You install this plugin from the Plugins>>Add New section of the Plugin directory in the Dashboard. Once you have installed and activated it you will need to configure it, so you should click on the Settings link which is available in the Plugins page or in the Settings options in the Dashboard.
Once you get to settings, you will need to decide how often to perform a backup and also how many backups to store. Currently I backup daily and I keep three days worth of backups. I also copy off a snapshot of my sites once a month as an archive in case of catastrophe!
Below these options you get to choose your backup destination and there are a wide range of options. I backup to an FTP directory in my hosting area. To do this I had to set up an FTP Account with my host and also create the backup directory.
Once you set up your FTP Account to your hosting area it is well worth installing a local FTP file manager on your Computer so that you can inspect your hosting area and copy/delete/rename files and directories in your WordPress installation. This is extremely useful when it comes to trouble shooting your install and also for making code changes.
I use FileZilla, it’s free and has all the options I need for managing my sites. You can use this to create your backup directory structure.
Testing your backup regime
Once you have installed your backup solution take a backup of your site. Then I strongly recommend that at this stage you test that it actually works by deleting your install, re-installing WordPress and restoring your build. It may seem a bit extreme but it is vital that from day one you are fully confident with your backup solution and that you understand exactly how to restore your site. At this stage you have not done a great deal of work on your site so you have little to lose if it all goes wrong.
Note: to restore your site you will need to have to hand the FTP user details for your site, you will then re-install WordPress using your hosting providers tools, you will then install your backup software, configure it, scan your backup files (to load them into the backup manager and then perform a full restore.
Installing your Anti Spam and Anti Hacking Measures
This is a very important and complex area. When I first created my social site from the minute I made available the ability for anyone to register with the site I was getting numerous spam registrations, this was because I had no anti-spam/hacking plugins installed. These plugins work in various ways, the good ones learn spam ip addresses. domains and user names and they exclude those potential users from registering for your site.
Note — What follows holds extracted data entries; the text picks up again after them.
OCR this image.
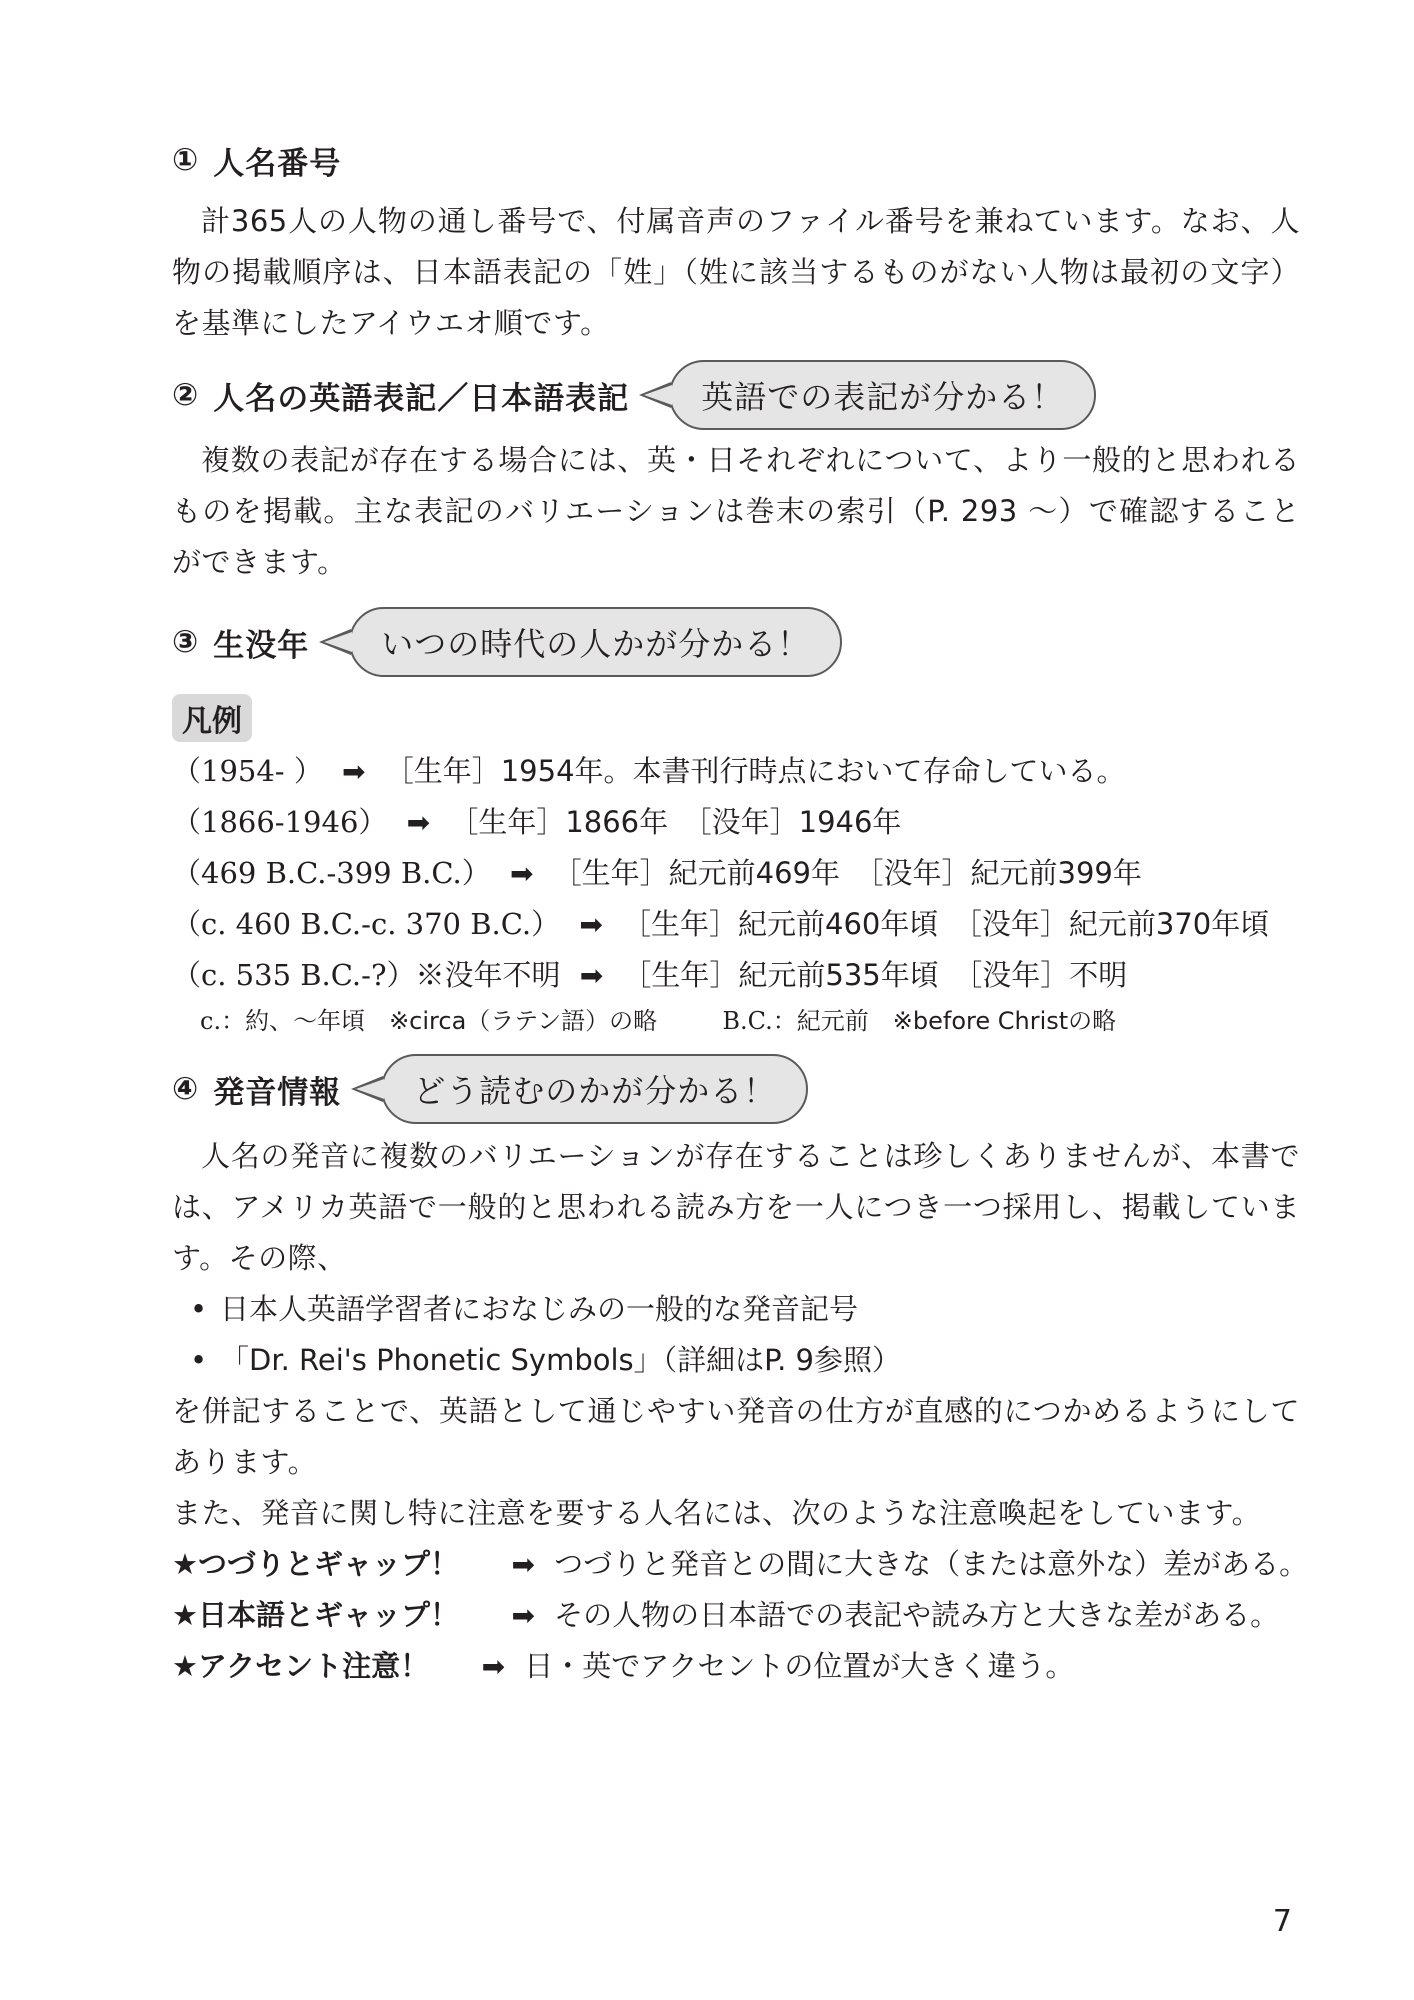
① 人名番号
計365人の人物の通し番号で、付属音声のファイル番号を兼ねています。なお、人物の掲載順序は、日本語表記の「姓」（姓に該当するものがない人物は最初の文字）を基準にしたアイウエオ順です。
② 人名の英語表記／日本語表記	英語での表記が分かる！
複数の表記が存在する場合には、英・日それぞれについて、より一般的と思われるものを掲載。主な表記のバリエーションは巻末の索引（P. 293 ～）で確認することができます。
③ 生没年	いつの時代の人かが分かる！
凡例
（1954- ） ➡ ［生年］1954年。本書刊行時点において存命している。
（1866-1946） ➡ ［生年］1866年　［没年］1946年
（469 B.C.-399 B.C.） ➡ ［生年］紀元前469年　［没年］紀元前399年
（c. 460 B.C.-c. 370 B.C.） ➡ ［生年］紀元前460年頃　［没年］紀元前370年頃
（c. 535 B.C.-?）※没年不明 ➡ ［生年］紀元前535年頃　［没年］不明
c.：約、～年頃　※circa（ラテン語）の略	B.C.：紀元前　※before Christの略
④ 発音情報	どう読むのかが分かる！
人名の発音に複数のバリエーションが存在することは珍しくありませんが、本書では、アメリカ英語で一般的と思われる読み方を一人につき一つ採用し、掲載しています。その際、
• 日本人英語学習者におなじみの一般的な発音記号
• 「Dr. Rei's Phonetic Symbols」（詳細はP. 9参照）
を併記することで、英語として通じやすい発音の仕方が直感的につかめるようにしてあります。
また、発音に関し特に注意を要する人名には、次のような注意喚起をしています。
★つづりとギャップ！ ➡ つづりと発音との間に大きな（または意外な）差がある。
★日本語とギャップ！ ➡ その人物の日本語での表記や読み方と大きな差がある。
★アクセント注意！ ➡ 日・英でアクセントの位置が大きく違う。
7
There are also anti-hacking plugins that protect against specific types of attack. I use quite a range of these plugins, I do not want to waste my time dealing with spammers so my plugin list for this purpose is quite extensive. In the last six months not a single spam registration has got through to the site. There are tow levels of protection as I see it, firstly there are the basic WordPress measures which are dealt with here then there are BuddyPress specific measures which I will cover when I discuss installing BuddyPress.
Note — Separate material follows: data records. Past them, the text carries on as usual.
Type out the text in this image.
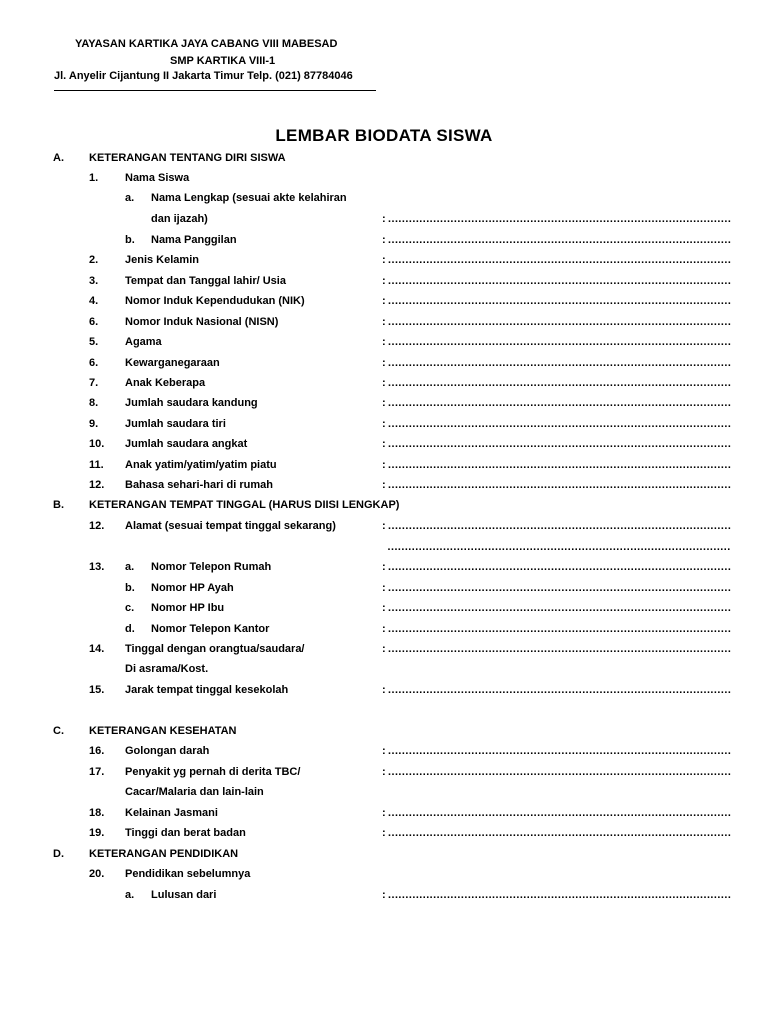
YAYASAN KARTIKA JAYA CABANG VIII MABESAD
SMP KARTIKA VIII-1
Jl. Anyelir Cijantung II Jakarta Timur Telp. (021) 87784046
LEMBAR BIODATA SISWA
A. KETERANGAN TENTANG DIRI SISWA
1. Nama Siswa
a. Nama Lengkap (sesuai akte kelahiran
dan ijazah)	: ………………………………………………………………………………………
b. Nama Panggilan	: ………………………………………………………………………………………
2. Jenis Kelamin	: ………………………………………………………………………………………
3. Tempat dan Tanggal lahir/ Usia	: ………………………………………………………………………………………
4. Nomor Induk Kependudukan (NIK)	: ………………………………………………………………………………………
6. Nomor Induk Nasional (NISN)	: ………………………………………………………………………………………
5. Agama	: ………………………………………………………………………………………
6. Kewarganegaraan	: ………………………………………………………………………………………
7. Anak Keberapa	: ………………………………………………………………………………………
8. Jumlah saudara kandung	: ………………………………………………………………………………………
9. Jumlah saudara tiri	: ………………………………………………………………………………………
10. Jumlah saudara angkat	: ………………………………………………………………………………………
11. Anak yatim/yatim/yatim piatu	: ………………………………………………………………………………………
12. Bahasa sehari-hari di rumah	: ………………………………………………………………………………………
B. KETERANGAN TEMPAT TINGGAL (HARUS DIISI LENGKAP)
12. Alamat (sesuai tempat tinggal sekarang)	: ………………………………………………………………………………………
………………………………………………………………………………………
13. a. Nomor Telepon Rumah	: ………………………………………………………………………………………
b. Nomor HP Ayah	: ………………………………………………………………………………………
c. Nomor HP Ibu	: ………………………………………………………………………………………
d. Nomor Telepon Kantor	: ………………………………………………………………………………………
14. Tinggal dengan orangtua/saudara/	: ………………………………………………………………………………………
Di asrama/Kost.
15. Jarak tempat tinggal kesekolah	: ………………………………………………………………………………………
C. KETERANGAN KESEHATAN
16. Golongan darah	: ………………………………………………………………………………………
17. Penyakit yg pernah di derita TBC/	: ………………………………………………………………………………………
Cacar/Malaria dan lain-lain
18. Kelainan Jasmani	: ………………………………………………………………………………………
19. Tinggi dan berat badan	: ………………………………………………………………………………………
D. KETERANGAN PENDIDIKAN
20. Pendidikan sebelumnya
a. Lulusan dari	: ………………………………………………………………………………………
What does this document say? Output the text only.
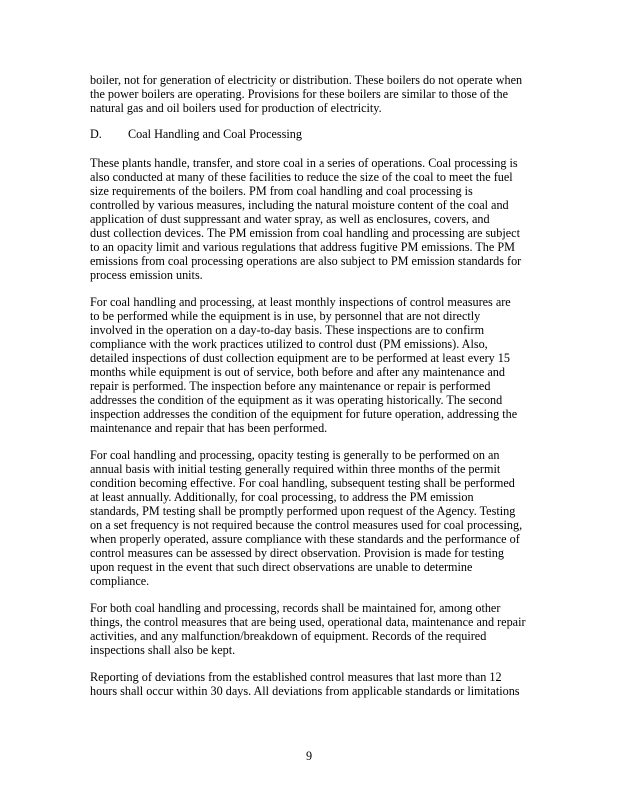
boiler, not for generation of electricity or distribution. These boilers do not operate when

the power boilers are operating. Provisions for these boilers are similar to those of the

natural gas and oil boilers used for production of electricity.

D. Coal Handling and Coal Processing

These plants handle, transfer, and store coal in a series of operations. Coal processing is

also conducted at many of these facilities to reduce the size of the coal to meet the fuel

size requirements of the boilers. PM from coal handling and coal processing is

controlled by various measures, including the natural moisture content of the coal and

application of dust suppressant and water spray, as well as enclosures, covers, and

dust collection devices. The PM emission from coal handling and processing are subject

to an opacity limit and various regulations that address fugitive PM emissions. The PM

emissions from coal processing operations are also subject to PM emission standards for

process emission units.

For coal handling and processing, at least monthly inspections of control measures are

to be performed while the equipment is in use, by personnel that are not directly

involved in the operation on a day-to-day basis. These inspections are to confirm

compliance with the work practices utilized to control dust (PM emissions). Also,

detailed inspections of dust collection equipment are to be performed at least every 15

months while equipment is out of service, both before and after any maintenance and

repair is performed. The inspection before any maintenance or repair is performed

addresses the condition of the equipment as it was operating historically. The second

inspection addresses the condition of the equipment for future operation, addressing the

maintenance and repair that has been performed.

For coal handling and processing, opacity testing is generally to be performed on an

annual basis with initial testing generally required within three months of the permit

condition becoming effective. For coal handling, subsequent testing shall be performed

at least annually. Additionally, for coal processing, to address the PM emission

standards, PM testing shall be promptly performed upon request of the Agency. Testing

on a set frequency is not required because the control measures used for coal processing,

when properly operated, assure compliance with these standards and the performance of

control measures can be assessed by direct observation. Provision is made for testing

upon request in the event that such direct observations are unable to determine

compliance.

For both coal handling and processing, records shall be maintained for, among other

things, the control measures that are being used, operational data, maintenance and repair

activities, and any malfunction/breakdown of equipment. Records of the required

inspections shall also be kept.

Reporting of deviations from the established control measures that last more than 12

hours shall occur within 30 days. All deviations from applicable standards or limitations

9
The following list is all the plugins that I use on my main sites, I run them all, not all will be required but when it comes to this area I take the view that it’s better to be safe than sorry.
This plugin checks for comment spam, when you activate the plugin you will need to sign up to the Akismet website in order to get an activation code. Whether you choose to detect for comment spam depends on whether you choose to allow comments from all or just your logged in member base, and also how strongly you are vetting your members.
Whilst not strictly anti-spam this plugin will allows you to remove the ability for members to comment on your site pages, most social networks do not allow comments on site pages in order to keep term clean and uncluttered, so this is a good option to have, the alternative would be to turn off comments on a page by page basis which can be tedious. Once activated this plugin will display a message asking you to go to the configuration page to set it up.
Protects against various forms of spam, including comment and registration spam. If you go to Dashboard>>Stop Spammers>>Protection Options all of the anti spam measures put in place by Stop Spammers are clearly explained and settable.
Prevents User Enumeration hacking attempts
Protects against higher level spammers who may have gained access to your site by including a report button on content, also prevents many spammers from registering to your site in the first place. You will need to register with Wanguard in order to get an Activation key for this plugin to work. Once you have activated it there are a range of configuration options that you can set but in general the default options are suitable for most social sites. One of the checks Wangguard puts in place is to check the new members email address comes from a valid domain name at registration. Another feature is adding a “Report User” button to BuddyPress Status updates and comments so that users can report other users in case of spam activity.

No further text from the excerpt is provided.